Hier, jeudi 15 octobre, se tenait la Journée mondiale de sensibilisation au deuil périnatal. Tabou de la perte d’un tout-petit, incompréhension de l’entourage vis-à-vis de la tristesse des parents pour un enfant qui n’a pas vécu… Difficile de faire son deuil sans être accompagné dans cette épreuve. Les parents sont alors nombreux à construire eux-mêmes leur résilience, sur des forums Internet ou dans des associations de parole.
Petite Émilie dans l’Ain, Locomotive – Aurore à Grenoble, Nos tout petits d’Alsace, Hespéranges en Essonne, Association a nostre stellucce en Corse, Les Ailes d’anges en Haute-Loire… Nombreuses sont les associations locales accompagnant le deuil périnatal qui touche en moyenne sept mille familles françaises chaque année. La Journée mondiale de sensibilisation au deuil périnatal – qui s’est tenue hier, le 15 octobre – encourage ces initiatives associatives nées pour combler le manque de prise en charge de la part des professionnel·les de santé comme des pouvoirs publics que subissent les parents endeuillés. Car au-delà du cataclysme de quitter l’hôpital le ventre et les bras vides, le tabou, le manque cruel de considération et le flou juridique autour des droits sociaux parentaux sont autant de charges émotionnelles supplémentaires.
Le deuil périnatal est défini par l’Organisation mondiale de la santé (OMS) comme la perte d’un enfant entre la 22e semaine de grossesse et les sept premiers jours de vie. Mais dans les faits, le terme englobe finalement une multitude de réalités puisqu’il peut concerner des grossesses non abouties, quels que soient leur terme et la cause du décès (fausse couche, mort fœtale in utero, grossesse extra-utérine, interruption médicale de grossesse, IVG selon le ressenti de certaines…), mais également des décès à un âge plus avancé. « Chacun est libre de s’identifier ou non au deuil périnatal. L’important, c’est de ne pas cloisonner le terme et d’apporter du soutien aux parents quelle que soit la situation qu’ils aient vécue », estime Marie-Frédérique Bacqué, psychologue, « thanatologue », c’est-à-dire spécialiste de la mort et du deuil. Elle organise, en Alsace, des rencontres entre des parents qui viennent de perdre un enfant et d’autres qui ont cette douleur il y a quelques années.

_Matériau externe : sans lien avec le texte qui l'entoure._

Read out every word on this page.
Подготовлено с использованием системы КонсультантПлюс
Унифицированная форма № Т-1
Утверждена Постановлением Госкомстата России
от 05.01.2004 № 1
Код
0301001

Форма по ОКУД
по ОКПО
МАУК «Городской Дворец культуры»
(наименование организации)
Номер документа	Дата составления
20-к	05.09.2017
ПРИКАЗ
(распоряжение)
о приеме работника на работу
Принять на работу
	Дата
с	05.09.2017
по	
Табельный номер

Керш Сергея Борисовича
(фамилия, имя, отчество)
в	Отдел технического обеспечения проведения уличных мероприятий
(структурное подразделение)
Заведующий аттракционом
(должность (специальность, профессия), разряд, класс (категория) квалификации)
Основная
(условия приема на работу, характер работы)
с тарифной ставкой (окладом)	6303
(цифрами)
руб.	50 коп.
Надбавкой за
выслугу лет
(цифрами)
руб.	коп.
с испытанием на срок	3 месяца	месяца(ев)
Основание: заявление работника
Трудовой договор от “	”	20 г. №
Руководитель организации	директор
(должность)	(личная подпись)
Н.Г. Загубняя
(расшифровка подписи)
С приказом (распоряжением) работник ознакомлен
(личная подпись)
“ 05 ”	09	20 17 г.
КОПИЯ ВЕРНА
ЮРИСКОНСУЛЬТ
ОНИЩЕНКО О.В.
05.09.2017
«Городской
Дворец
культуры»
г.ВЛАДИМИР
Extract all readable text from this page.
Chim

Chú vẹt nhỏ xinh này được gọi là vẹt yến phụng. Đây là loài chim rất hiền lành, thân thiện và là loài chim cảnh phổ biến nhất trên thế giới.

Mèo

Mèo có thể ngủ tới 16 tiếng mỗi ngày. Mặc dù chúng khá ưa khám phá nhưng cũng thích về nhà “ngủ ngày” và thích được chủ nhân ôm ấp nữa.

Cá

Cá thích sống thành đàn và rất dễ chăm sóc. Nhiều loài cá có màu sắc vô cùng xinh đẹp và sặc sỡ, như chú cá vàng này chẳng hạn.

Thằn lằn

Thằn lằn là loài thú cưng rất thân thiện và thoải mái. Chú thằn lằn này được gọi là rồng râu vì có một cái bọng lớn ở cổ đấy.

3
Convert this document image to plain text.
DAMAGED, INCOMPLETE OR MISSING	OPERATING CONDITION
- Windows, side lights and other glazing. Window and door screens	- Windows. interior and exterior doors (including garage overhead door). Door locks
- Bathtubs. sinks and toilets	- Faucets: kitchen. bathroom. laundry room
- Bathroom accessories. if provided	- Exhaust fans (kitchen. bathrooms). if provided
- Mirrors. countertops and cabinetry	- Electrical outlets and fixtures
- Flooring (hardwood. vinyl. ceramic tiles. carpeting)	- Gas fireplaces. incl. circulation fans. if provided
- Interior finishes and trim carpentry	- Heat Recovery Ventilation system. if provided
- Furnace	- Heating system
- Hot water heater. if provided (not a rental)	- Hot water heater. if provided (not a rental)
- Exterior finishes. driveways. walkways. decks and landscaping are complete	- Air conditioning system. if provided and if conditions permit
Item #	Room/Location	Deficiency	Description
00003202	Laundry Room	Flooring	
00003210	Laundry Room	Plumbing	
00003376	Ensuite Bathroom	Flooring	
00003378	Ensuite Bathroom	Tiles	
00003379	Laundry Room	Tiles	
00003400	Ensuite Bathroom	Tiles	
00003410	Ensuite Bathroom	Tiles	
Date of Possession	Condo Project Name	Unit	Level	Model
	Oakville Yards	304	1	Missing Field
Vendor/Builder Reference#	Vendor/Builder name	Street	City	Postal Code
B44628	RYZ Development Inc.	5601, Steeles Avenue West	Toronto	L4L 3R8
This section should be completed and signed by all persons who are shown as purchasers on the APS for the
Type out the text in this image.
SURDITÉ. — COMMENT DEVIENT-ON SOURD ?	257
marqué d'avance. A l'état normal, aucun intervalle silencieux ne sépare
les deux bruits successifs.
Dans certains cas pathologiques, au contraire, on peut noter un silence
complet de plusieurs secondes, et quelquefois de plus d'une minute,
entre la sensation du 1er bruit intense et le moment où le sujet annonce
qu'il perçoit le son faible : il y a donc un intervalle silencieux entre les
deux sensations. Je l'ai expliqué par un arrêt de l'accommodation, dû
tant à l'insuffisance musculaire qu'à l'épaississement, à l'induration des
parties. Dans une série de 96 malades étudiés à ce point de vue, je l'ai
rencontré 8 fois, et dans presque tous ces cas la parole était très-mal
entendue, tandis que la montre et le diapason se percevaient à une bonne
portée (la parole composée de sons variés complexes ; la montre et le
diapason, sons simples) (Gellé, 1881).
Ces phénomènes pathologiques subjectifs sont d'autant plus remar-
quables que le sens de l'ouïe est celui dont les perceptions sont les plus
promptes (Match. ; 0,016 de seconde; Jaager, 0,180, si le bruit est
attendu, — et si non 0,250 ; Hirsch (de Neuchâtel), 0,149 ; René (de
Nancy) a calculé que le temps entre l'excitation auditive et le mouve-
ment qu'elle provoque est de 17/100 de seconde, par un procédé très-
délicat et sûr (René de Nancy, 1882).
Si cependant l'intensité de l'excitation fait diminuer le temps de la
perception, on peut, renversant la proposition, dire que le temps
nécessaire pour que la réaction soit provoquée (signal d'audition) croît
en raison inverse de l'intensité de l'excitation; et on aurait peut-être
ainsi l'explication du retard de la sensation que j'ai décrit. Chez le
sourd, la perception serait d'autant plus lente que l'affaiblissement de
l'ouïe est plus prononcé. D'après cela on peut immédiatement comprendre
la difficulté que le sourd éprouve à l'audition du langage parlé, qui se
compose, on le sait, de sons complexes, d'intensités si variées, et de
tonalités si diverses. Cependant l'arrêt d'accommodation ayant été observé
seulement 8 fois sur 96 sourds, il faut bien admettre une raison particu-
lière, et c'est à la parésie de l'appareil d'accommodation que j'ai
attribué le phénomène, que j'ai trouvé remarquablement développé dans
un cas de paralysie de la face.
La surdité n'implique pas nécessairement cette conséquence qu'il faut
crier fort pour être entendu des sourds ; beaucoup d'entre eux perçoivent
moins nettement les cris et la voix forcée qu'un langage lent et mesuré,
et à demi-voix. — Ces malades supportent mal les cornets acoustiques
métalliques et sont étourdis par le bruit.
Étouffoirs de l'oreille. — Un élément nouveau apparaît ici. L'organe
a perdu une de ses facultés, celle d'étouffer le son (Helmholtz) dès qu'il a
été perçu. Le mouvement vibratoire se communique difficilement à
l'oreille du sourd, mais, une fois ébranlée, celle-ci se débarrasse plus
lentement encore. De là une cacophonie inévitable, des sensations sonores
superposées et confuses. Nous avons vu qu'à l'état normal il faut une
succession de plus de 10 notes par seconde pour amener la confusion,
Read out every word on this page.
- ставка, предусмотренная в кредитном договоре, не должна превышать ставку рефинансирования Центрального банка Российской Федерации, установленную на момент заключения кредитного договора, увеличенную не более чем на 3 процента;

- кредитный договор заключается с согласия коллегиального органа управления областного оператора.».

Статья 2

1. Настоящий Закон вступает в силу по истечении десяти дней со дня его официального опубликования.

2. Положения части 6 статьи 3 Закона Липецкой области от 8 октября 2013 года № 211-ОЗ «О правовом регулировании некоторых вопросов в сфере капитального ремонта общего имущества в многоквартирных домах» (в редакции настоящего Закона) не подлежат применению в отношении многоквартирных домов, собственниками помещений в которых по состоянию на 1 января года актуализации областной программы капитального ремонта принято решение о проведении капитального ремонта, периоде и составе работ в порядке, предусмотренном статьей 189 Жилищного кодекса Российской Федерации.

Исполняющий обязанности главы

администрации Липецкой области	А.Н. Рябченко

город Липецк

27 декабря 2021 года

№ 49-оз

Briser le tabou du deuil périnatal
Le flou juridique autour des droits sociaux parentaux rajoute de la complexité, notamment en ce qui concerne l’état civil de l’enfant. Depuis 1993, la loi établit qu’il est obligatoire d’inscrire sur le livret de famille un enfant décédé après sa déclaration à l’état civil et de lui organiser des obsèques. Même chose dans le cas où l’enfant est né vivant et viable après 22 semaines de grossesse et pesant plus de 500 grammes. En 2009, une circulaire conjointe des ministères de la Santé, de l’Intérieur et de la Justice a clarifié les dispositions légales à suivre lorsque l’enfant est né sans vie, ou « non viable », avant la 22e semaine de grossesse avec un poids inférieur à 500 grammes : les parents reçoivent alors un certificat médical d’accouchement établi par un médecin ou une sage-femme. À la place d’un acte de naissance, les parents n’obtiennent qu’un « acte d’enfant sans vie ». Armés de cet austère bout de papier, ils peuvent ensuite déclarer leur enfant à l’état civil et l’inscrire sur leur livret de famille. À la différence d’un enfant né vivant et viable, ici, seul le prénom de l’enfant peut être inscrit. « Nous demandons la reconnaissance civile du nom de famille de l’enfant pour ces cas », déclare Sonia Lamourroux, coprésidente de l’association Ailes d’anges 43.
Le deuil d’un enfant ressemble encore à bien des égards à un impensé de notre société. Être veuf·ve qualifie la perte de sa moitié amoureuse. Être orphelin·e, celle de ses parents. Mais aucun mot n’existe dans le dictionnaire pour exprimer la perte d’un enfant. Certaines associations demandent donc que les termes « paranges », « mamange » et « papange », tous nés de la contraction avec « ange » intègrent le dictionnaire.
Au-delà des mots, la mort de l’enfant attendu est d’une violence intrinsèque. Les femmes ont à se rendre en service maternité pour accoucher d’un bébé mort. C’est tout ce tabou autour du décès de sa fille Fanny, survenu en 2011 à huit mois de grossesse dans le cadre d’une interruption médicale de grossesse (IMG), ainsi que le manque d’accompagnement qui ont poussé Sonia à fonder, en 2014, l’association Les Ailes d’anges 43, avec Virginie, une autre mère endeuillée. « L’entourage ne sait pas comment réagir et face à cette solitude, on a peur que nos proches oublient notre petit », constate Sonia, 46 ans aujourd’hui, et mère de trois autres enfants. L’association a pour but d’accompagner, écouter et soutenir les familles. « Nous sommes avant tout des parents endeuillés qui aidons d’autres parents endeuillés, observe Sonia. Ils réalisent ainsi qu’ils ne sont pas seuls à vivre ce drame. Nous proposons des rencontres individuelles, une écoute téléphonique et des groupes de parole collectifs afin de pouvoir échanger sans peur du jugement. »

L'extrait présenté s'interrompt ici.